Anyway, an event called Bighorn Sheep Day was held Saturday at the Garden of the Gods visitor’s center in this city (official town motto: “Oh, Goody. Another Gay Story”). It featured sheep-watching and trail hikes.
And somehow the subject of the New York Times and Time stories came up.
“It bothers me,” said the Bighorn Society’s Larkin, who has been watching the animals in Colorado for about 30 years, “that people connect human emotions to wildlife. I call them the nature-deficient. They’ve spent too much time in big cities and have lost touch with the natural world.”
In other words, he doesn’t buy the gay sheep thing.
“Wild animals do things all the time that some people insist on equating with same-sex behavior,” he said. “The truth is it’s all related to dominance. Anyone who spends time observing wildlife, well, you see it all the time.”
Seattle-based scientist and author Bruce Bagemihl disagrees. In his book “Biological Exuberance: Animal Homosexuality and Natural Diversity,” he scoffs at the dominance theory. He writes: “The very word dominance itself becomes simply code for homosexual mounting, repeated mantra-like until it finally loses what little meaning it had to begin with.”

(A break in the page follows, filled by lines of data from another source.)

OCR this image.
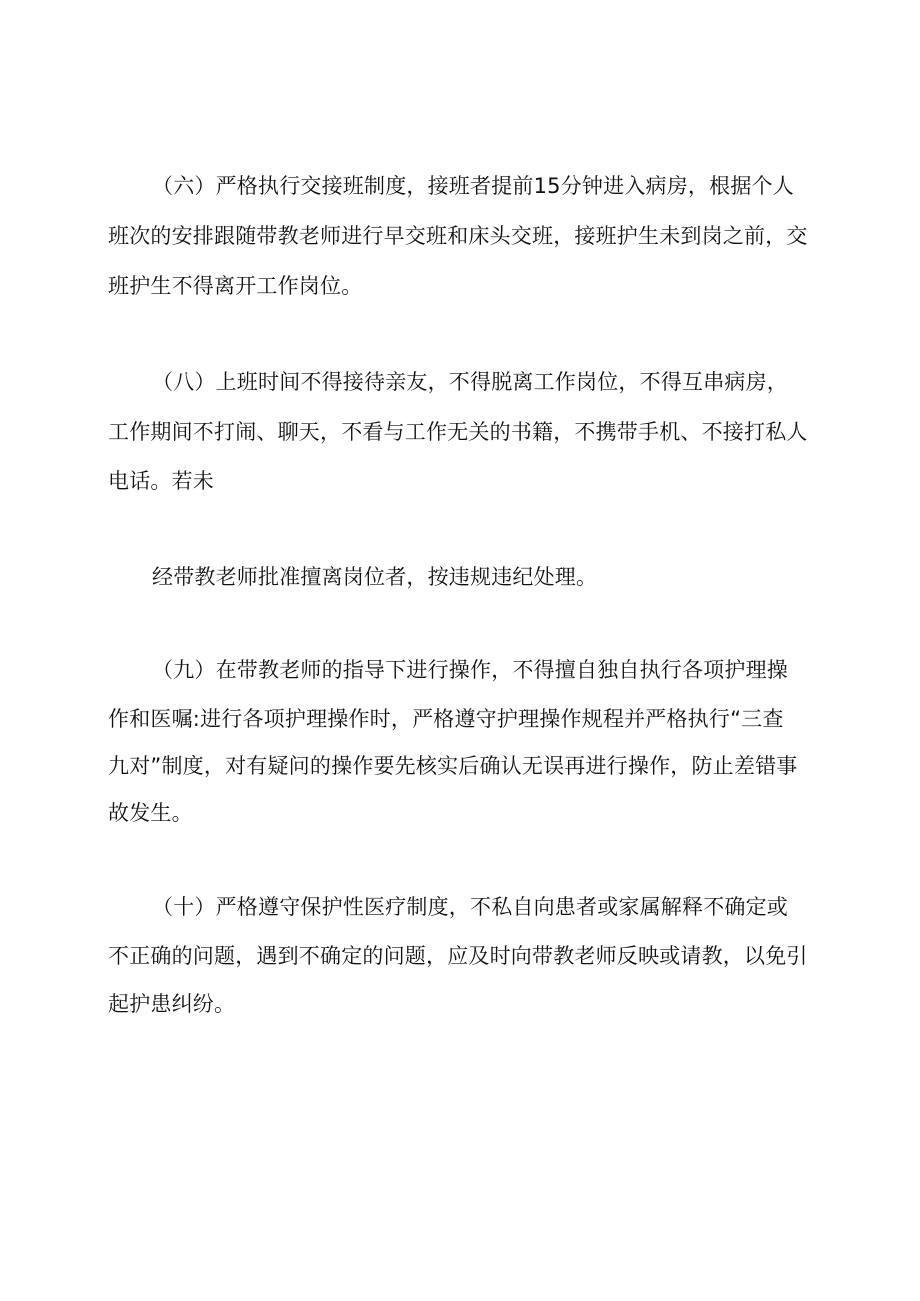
（六）严格执行交接班制度，接班者提前15分钟进入病房，根据个人
班次的安排跟随带教老师进行早交班和床头交班，接班护生未到岗之前，交
班护生不得离开工作岗位。
（八）上班时间不得接待亲友，不得脱离工作岗位，不得互串病房，
工作期间不打闹、聊天，不看与工作无关的书籍，不携带手机、不接打私人
电话。若未
经带教老师批准擅离岗位者，按违规违纪处理。
（九）在带教老师的指导下进行操作，不得擅自独自执行各项护理操
作和医嘱:进行各项护理操作时，严格遵守护理操作规程并严格执行“三查
九对”制度，对有疑问的操作要先核实后确认无误再进行操作，防止差错事
故发生。
（十）严格遵守保护性医疗制度，不私自向患者或家属解释不确定或
不正确的问题，遇到不确定的问题，应及时向带教老师反映或请教，以免引
起护患纠纷。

(More interesting are Bagemihl’s passages about gay gorillas, gay killer whales and a gay ostrich that runs toward its male partner at 30 mph, stops abruptly and begins a long, pirouette-filled, feather-fluffing mating dance.)
Maybe they’re bisexual
Brian Dreher, a Colorado Division of Wildlife biologist and bighorn expert, also was at Saturday’s event. Like Larkin, he said he struggles to identify sheep behavior with any lifestyle other than the bighorn lifestyle.
“In early January, we caught 24 ewes right here,” Dreher said, pointing to the park. “All 24 of them were pregnant. So something’s working.”
Then Dreher hesitated. He said he wanted to make sure his next thought came out right.
“I have seen,” he said a moment later, “plenty of rams mounting rams. But when the ewes are in estrus and ready to breed, those same rams will choose to mate with the ewes.
“So if people insist on seeing human behavior in wildlife behavior, maybe bisexual is natural and bighorn rams have a bisexual-type thing.”
Which is a theory that would certainly brighten English pop singer George Michael’s day.